Madame Danielle Bousquet
Merci de nous avoir fait part de l’engagement du ministère de l’Education nationale, en espérant effectivement que, de manière concrète, les choses avancent dans les établissements. Au-delà des intentions du ministère, la mise en _uvre, établissement par établissement, est parfois difficile, parce que les réticences des adultes se font sentir de manière prégnante. Pouvez-vous nous préciser les difficultés rencontrées par les infirmières ayant fourni la pilule d’urgence aux collégiennes et aux lycéennes ?
Madame Paquita Morellet-Steiner
La distribution d’une contraception d’urgence par les infirmières s’intègre dans un protocole de soins d’urgence.
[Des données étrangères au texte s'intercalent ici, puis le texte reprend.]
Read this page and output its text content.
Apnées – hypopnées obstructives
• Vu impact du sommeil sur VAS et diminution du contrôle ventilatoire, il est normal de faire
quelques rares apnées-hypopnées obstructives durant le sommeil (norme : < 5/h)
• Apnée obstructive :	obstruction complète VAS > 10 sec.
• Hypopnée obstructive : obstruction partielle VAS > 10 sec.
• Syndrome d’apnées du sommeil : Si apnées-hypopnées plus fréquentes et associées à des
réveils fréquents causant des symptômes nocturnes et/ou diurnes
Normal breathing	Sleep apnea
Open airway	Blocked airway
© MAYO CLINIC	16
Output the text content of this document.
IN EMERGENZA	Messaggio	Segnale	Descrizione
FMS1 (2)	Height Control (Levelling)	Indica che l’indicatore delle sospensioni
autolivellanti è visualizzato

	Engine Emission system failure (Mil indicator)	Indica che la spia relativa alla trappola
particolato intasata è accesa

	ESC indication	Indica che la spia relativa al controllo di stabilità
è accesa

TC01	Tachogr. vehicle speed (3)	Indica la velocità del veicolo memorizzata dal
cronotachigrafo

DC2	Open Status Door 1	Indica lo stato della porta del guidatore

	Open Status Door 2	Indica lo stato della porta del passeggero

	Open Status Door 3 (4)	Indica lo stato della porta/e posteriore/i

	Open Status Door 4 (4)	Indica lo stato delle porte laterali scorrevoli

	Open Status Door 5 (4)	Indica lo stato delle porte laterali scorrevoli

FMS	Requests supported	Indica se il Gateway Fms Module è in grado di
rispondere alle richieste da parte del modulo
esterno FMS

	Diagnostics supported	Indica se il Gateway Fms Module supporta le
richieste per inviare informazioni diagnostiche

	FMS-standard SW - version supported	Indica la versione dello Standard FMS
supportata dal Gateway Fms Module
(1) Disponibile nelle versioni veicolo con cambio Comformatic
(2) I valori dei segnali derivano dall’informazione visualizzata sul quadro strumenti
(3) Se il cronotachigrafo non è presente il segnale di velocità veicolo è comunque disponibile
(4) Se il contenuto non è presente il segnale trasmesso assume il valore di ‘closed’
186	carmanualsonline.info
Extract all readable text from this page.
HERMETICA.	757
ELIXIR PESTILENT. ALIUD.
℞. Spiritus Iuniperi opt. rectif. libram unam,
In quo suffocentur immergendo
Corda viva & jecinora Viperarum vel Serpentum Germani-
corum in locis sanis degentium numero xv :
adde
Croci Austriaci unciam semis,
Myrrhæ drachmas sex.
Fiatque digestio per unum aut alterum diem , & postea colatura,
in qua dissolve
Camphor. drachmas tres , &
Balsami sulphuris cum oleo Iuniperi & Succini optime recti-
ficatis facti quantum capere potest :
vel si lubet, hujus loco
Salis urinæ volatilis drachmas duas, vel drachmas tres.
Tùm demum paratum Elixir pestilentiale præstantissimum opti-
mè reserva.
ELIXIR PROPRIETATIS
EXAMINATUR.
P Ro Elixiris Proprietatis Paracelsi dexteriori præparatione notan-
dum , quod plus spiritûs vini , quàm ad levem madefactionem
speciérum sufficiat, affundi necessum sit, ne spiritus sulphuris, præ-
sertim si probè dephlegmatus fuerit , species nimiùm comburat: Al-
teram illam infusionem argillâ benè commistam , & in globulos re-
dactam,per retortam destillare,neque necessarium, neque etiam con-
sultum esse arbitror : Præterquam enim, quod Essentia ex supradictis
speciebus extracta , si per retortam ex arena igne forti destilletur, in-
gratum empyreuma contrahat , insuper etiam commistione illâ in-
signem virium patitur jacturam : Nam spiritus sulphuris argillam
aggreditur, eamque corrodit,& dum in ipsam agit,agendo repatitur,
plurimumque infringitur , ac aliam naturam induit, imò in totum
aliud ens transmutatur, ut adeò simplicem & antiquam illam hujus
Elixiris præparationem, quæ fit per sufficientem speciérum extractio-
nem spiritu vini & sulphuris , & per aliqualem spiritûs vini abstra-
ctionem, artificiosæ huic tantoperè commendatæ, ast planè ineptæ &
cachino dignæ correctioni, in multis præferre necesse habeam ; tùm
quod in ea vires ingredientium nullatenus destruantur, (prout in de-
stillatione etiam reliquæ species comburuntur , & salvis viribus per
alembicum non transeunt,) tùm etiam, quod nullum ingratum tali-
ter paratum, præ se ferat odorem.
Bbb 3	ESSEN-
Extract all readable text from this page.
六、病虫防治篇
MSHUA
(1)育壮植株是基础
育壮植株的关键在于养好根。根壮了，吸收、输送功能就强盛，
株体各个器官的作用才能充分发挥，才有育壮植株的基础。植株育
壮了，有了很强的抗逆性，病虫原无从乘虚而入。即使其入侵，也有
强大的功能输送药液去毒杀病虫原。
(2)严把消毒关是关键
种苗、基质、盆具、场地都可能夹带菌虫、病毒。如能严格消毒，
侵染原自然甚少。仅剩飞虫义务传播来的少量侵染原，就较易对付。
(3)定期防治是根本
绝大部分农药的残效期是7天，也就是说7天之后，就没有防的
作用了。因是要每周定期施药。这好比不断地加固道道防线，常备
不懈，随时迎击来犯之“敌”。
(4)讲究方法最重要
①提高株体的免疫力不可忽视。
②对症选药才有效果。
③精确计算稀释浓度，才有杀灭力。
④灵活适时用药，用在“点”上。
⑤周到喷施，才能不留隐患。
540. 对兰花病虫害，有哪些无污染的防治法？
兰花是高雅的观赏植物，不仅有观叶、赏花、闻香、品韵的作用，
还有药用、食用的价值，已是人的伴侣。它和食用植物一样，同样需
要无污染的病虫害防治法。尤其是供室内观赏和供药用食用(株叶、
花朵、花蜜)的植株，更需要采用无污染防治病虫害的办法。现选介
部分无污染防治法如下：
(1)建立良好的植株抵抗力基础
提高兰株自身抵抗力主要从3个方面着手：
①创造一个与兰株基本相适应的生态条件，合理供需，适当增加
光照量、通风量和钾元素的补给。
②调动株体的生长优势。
Ce protocole, à l’Education nationale, n’ayant pas été défini avec assez de précision sur un plan réglementaire, s’apparente - c’est en tout cas ce que tendent à montrer les recours qui ont été déposés -, pour un certain nombre de personnels de la santé, à un exercice illégal de la médecine. C’est le procès qui est fait aux infirmières. Le Conseil d’Etat jugera sereinement de ces recours. Mais, pour une infirmière dans une structure administrative, cette situation donne lieu à de nombreux débats professionnels et à des tergiversations. S’il faut préparer un décret clair sur les soins d’urgences auxquels les infirmières de l’Education nationale pourront accéder, nous le ferons, évidemment. Toutefois, je pense qu’un certain contexte politique et médiatique encourage vraiment la circulation de rumeurs gratuites. En effet, une infirmière, en tant qu’adulte, peut largement exercer une responsabilité vis-à-vis des jeunes qu’elle côtoie et dont elle a la charge.
Madame Danielle Bousquet
Je vous remercie de votre précision. Cela dit, je pense que les infirmières ne doivent en aucun cas être mises en cause, puisque cette contraception est en vente libre.
Madame Paquita Morellet-Steiner
Mais dans l’attente de l’arrêt du Conseil d’Etat, il y a une peur très nette chez les infirmières, probablement non fondée, mais terriblement entretenue par d’autres.